Best way is to Desaturate. But then you need to do some "color" grading...if you want things to look richer, then you need to crush the blacks, push the whites a little...make the slope between them steeper. Sorry, this is colorist talk. But basically lower the blacks to make them darker, pump the mids or brights to brighten the image in the highlights.
Shane's advice is (of course) excellent.
You have two options to achieve this end: the Color Corrector 3-Way filter (allows grading from within FCP) and Color (you can round-trip from FCP for serious grading.)
The advantage to Color Corrector 3-Way is it's fast and relatively easy. It's even possible to de-sat the entire with a single filter if you use a nest. The downside is it's 8-bit and lacks the control of Color.

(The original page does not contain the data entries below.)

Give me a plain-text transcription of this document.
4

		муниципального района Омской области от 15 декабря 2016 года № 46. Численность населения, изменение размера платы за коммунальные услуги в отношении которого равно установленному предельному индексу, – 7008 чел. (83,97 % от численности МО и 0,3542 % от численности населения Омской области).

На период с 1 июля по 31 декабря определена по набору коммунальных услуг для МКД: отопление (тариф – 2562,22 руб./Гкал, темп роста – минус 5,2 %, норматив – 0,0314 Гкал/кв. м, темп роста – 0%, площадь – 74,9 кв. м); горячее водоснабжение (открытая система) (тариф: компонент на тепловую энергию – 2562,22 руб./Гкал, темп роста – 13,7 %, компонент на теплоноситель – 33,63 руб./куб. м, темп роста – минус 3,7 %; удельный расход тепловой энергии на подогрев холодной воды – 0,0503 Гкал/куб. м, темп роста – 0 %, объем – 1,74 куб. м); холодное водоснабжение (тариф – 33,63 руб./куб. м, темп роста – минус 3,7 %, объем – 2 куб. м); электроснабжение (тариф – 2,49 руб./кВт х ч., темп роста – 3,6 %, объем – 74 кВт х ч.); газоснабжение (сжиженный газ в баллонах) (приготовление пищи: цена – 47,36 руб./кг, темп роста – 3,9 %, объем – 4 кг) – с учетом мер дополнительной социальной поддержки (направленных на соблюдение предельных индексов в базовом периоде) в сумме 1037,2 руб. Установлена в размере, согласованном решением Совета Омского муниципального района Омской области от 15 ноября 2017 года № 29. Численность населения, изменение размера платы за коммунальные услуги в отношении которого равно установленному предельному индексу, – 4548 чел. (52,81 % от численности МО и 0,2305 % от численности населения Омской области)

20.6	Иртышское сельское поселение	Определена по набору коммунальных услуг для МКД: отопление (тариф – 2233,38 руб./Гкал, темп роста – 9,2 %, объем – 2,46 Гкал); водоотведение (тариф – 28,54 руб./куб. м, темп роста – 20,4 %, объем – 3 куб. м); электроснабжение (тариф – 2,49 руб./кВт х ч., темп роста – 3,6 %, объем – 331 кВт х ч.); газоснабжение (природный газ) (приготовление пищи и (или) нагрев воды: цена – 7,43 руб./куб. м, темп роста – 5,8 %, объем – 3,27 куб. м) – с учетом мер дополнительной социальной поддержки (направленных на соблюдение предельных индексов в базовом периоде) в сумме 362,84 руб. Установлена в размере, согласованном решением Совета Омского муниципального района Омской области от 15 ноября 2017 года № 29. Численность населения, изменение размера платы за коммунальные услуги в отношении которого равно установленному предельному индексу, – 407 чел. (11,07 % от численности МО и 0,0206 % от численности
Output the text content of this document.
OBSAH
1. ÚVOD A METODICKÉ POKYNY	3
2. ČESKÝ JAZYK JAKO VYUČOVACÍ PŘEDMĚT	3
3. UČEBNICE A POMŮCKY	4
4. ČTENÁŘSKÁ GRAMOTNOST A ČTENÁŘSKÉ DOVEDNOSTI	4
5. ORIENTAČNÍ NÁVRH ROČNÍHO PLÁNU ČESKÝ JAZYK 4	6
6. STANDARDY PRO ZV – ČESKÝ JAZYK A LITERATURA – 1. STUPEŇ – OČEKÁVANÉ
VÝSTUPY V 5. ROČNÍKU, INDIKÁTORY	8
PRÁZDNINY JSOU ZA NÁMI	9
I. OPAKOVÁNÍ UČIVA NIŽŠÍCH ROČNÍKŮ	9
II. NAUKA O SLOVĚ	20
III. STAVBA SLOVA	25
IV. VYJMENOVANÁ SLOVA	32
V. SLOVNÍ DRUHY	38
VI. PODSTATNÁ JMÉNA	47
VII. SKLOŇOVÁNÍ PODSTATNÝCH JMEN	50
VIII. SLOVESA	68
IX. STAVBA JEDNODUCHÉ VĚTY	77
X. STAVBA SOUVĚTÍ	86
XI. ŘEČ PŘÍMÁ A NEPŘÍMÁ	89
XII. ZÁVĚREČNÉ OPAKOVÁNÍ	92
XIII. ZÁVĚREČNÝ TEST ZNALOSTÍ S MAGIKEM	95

The advantage to Color are pretty much the inverse of Color Corrector 3-Way... full-on color grading that frankly scares a lot of guys.
Hope this helps
Hi Shane and Ratvega,
Thanks a lot for your input here. I though I should be looking for some external plug in...I experienced a bit with Color Corrector 3-ways, and Shane, you were right, crushing the blacks and pushing the whites made a huge difference. I might also try Color, if I have some time, but life sure seems easy with 3-way :-)
Jim Cookman wrote:
NEXT time, take two monitors to your shoot, tweak one down to black and white, and light your shots using that monitor. You can get some stunning results.
Doesn't that presuppose that one monitor was used the last time out?
A lot of the guys I get would say "what monitor?"
Excellent idea none the less...
Since I'm not an expert when it comes to B&W... I wonder what's the difference between shooting the footage using the camera's B&W mode and shooting it in color and then processing it in FC? Would one of the two give me more options to play with while editing?
Thanks a lot!
I'm thinking it will depend on the camera; some of the advanced cams have non-linear "cinegamma" settings that mimic film.
The brilliance of Jim's suggestion is that it gives you better control in general and may may allow you to develop your own settings (depending on the camera you're using.)